Third, continue developing academic partnerships with the rest of the free world. New agreements to expand the American College of Greece is fantastic news. However, this is just the tip of the iceberg. Athens can and must go further. Thirty million tourists visit Greece per year. More than double that many people travel to Spain and France. Nevertheless, Greece ranks nowhere near either of its counterparts when it comes to attracting foreign exchange students or in matters related to international education. Greece has the necessary components to change that.
Consider my case: I studied abroad in Australia, Chile and France. As a student at two Canadian universities, I did not have the option to participate in a student exchange, let alone obtain credit for a full semester in Greece. Unfortunately, none of my alma maters had partnerships with Greek universities. They still don’t. Rest assured, I would have seized the opportunity – even without funding. Alas, I am not the only diaspora Greek who experienced this. It is imperative that Greece continues building those connections with international universities and instituting English language programs.
Greece is a gorgeous country, rich with thousands of years of history and culture. Athens should prioritize attracting and even repatriating members of the Greek diaspora.
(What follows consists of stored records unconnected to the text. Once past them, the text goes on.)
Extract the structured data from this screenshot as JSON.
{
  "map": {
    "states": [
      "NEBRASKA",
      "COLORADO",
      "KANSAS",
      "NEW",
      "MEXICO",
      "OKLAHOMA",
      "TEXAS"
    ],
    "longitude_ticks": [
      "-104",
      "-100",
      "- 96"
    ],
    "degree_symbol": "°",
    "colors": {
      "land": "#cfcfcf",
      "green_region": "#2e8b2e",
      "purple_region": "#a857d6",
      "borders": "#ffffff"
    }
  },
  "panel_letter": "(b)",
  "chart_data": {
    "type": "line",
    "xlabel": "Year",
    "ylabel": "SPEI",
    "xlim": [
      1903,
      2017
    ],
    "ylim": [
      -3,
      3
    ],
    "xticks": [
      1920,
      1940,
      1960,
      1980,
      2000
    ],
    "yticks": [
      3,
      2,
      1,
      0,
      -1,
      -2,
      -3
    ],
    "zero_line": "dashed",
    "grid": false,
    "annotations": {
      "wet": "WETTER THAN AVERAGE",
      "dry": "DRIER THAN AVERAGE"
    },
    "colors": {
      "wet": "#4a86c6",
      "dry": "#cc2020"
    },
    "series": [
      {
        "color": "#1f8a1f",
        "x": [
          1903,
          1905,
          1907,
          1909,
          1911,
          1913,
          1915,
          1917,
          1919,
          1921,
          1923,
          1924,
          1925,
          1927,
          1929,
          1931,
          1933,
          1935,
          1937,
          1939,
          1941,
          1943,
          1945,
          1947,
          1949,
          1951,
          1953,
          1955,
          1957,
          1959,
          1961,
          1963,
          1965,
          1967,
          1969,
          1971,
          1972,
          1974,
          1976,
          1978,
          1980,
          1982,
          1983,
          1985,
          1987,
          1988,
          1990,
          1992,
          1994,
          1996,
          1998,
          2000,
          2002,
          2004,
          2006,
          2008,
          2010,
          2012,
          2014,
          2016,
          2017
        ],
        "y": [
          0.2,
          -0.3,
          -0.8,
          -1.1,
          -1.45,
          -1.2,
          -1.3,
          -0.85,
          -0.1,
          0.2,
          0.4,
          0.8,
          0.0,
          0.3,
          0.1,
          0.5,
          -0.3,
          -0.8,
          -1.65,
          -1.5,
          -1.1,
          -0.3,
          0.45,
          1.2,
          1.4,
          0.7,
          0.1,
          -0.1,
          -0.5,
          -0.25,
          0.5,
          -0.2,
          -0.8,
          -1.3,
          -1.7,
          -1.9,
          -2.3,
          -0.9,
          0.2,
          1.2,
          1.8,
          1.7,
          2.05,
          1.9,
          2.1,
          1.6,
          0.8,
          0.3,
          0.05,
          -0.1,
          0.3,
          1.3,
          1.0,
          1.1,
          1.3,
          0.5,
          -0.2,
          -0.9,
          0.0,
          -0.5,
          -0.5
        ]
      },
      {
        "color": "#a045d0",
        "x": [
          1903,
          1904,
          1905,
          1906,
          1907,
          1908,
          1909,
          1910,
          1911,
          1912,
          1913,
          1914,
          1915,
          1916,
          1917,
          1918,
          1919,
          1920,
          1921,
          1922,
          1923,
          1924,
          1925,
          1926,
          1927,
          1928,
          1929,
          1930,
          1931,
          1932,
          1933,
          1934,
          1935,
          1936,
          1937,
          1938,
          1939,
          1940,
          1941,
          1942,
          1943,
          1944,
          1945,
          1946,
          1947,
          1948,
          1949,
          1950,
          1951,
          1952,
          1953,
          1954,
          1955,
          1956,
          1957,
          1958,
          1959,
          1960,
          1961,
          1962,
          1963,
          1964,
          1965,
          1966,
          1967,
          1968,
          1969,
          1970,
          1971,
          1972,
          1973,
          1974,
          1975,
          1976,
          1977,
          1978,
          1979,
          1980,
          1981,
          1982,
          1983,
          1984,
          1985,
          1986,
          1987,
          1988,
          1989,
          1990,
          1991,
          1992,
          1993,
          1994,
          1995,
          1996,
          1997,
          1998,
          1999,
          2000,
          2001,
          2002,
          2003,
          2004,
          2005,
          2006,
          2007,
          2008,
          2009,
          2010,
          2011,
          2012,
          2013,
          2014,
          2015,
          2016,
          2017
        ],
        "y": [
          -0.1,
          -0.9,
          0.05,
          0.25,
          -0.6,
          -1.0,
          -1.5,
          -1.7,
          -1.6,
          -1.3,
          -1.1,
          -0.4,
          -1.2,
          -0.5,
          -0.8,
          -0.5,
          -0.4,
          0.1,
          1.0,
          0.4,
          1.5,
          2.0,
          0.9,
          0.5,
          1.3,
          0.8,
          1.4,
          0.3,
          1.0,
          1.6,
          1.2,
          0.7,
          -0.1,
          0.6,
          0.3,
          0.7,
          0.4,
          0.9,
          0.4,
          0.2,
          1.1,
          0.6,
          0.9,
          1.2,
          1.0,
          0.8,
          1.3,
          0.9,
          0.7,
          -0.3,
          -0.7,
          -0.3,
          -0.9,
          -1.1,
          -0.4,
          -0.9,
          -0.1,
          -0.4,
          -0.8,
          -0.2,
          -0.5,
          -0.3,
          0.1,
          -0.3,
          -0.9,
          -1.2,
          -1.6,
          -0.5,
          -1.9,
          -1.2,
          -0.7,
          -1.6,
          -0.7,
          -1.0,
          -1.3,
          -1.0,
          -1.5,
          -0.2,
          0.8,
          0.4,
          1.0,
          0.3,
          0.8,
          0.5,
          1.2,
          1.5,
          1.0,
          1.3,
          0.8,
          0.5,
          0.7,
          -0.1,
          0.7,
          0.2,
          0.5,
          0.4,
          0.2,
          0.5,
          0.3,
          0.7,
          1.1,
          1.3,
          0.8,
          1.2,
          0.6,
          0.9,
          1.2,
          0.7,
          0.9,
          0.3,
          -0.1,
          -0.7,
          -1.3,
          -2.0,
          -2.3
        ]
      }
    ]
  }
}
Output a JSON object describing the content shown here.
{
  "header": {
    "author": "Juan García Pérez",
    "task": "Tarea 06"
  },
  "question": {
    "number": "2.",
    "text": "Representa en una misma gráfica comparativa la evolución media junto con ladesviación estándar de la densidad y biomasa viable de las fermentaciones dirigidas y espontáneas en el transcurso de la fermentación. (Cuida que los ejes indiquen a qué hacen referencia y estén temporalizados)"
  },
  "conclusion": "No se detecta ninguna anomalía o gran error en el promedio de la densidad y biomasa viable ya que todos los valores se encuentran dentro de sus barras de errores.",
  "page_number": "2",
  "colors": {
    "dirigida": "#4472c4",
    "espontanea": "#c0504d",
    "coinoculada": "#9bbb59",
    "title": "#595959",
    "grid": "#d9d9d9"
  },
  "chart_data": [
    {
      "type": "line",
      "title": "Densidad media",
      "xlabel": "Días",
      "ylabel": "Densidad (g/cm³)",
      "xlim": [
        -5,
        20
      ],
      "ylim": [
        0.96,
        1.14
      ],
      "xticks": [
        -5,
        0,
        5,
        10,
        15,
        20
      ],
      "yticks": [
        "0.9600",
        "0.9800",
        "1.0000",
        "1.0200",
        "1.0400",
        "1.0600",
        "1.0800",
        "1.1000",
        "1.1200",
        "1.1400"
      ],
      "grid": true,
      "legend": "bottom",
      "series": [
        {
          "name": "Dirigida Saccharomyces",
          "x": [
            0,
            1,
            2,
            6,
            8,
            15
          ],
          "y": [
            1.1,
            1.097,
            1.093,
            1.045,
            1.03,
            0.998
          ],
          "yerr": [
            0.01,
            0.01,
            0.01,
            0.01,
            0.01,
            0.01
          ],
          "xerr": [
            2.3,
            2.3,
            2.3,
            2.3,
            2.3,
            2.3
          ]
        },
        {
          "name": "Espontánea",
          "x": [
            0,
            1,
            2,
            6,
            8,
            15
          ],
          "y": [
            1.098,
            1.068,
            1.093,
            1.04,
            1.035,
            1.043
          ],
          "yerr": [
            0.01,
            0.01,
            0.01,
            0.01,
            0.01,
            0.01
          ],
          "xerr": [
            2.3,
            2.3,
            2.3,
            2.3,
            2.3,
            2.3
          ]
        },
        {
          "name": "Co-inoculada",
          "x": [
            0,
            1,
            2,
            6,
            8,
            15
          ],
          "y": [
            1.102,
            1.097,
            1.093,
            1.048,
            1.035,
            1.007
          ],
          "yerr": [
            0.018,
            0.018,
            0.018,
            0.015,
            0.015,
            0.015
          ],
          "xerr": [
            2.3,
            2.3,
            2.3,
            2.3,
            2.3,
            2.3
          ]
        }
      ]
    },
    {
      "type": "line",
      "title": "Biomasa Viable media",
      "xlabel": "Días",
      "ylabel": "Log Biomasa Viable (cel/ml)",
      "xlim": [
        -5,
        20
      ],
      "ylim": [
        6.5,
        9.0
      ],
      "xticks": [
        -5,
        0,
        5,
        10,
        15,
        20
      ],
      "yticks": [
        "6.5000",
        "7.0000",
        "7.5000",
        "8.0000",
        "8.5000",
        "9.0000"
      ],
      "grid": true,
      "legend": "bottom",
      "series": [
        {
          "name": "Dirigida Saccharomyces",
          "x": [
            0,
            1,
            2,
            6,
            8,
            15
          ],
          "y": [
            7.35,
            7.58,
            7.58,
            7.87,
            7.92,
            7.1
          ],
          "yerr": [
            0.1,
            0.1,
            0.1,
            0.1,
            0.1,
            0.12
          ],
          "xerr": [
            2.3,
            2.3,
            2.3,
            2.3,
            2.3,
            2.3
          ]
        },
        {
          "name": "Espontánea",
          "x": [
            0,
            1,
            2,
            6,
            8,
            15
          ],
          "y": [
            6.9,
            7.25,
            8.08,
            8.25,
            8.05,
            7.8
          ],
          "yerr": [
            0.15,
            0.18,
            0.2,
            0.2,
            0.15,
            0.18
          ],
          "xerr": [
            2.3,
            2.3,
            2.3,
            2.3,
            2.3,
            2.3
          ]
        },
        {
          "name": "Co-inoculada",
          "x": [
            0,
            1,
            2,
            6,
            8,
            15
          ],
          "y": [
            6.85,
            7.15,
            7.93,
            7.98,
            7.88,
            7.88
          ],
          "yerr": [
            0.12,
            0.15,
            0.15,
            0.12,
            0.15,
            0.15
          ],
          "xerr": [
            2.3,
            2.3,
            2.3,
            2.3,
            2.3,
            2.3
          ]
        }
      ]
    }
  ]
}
Its comparative advantages are innumerable. Successful programs like the Greek Digital Nomad Visa attest to Greece’s magnetic appeal. The cost of living is affordable compared to many countries where diaspora Greeks reside, including in my native Canada. The weather is much better too. There is no shortage of Greeks who are willing to work, invest and even relocate to their ancestral homeland. Make it easier for them. They will come.
Greece and Israel have one more thing in common: They exist in complicated neighborhoods. In fact, the Middle East is even more dangerous than the Balkans. While Greece has one aggressive neighbor to the east, Israel is surrounded by terrorist groups, failed states, and several countries that either don’t recognize its legitimacy or actively seek to destroy it. Naturally, military service is an integral component of both the Greek and Israeli identities.
Despite decades of war and the never-ending scourge of global antisemitism, the Jewish people – a nation without a state for more than 2,000 years – transformed a desert into a garden against all odds. It only took a few decades. The Greek people can accomplish the same, and more. It all starts with thinking of Greeks as a tribe, and not of Greece as a civilization state whose best days are behind it.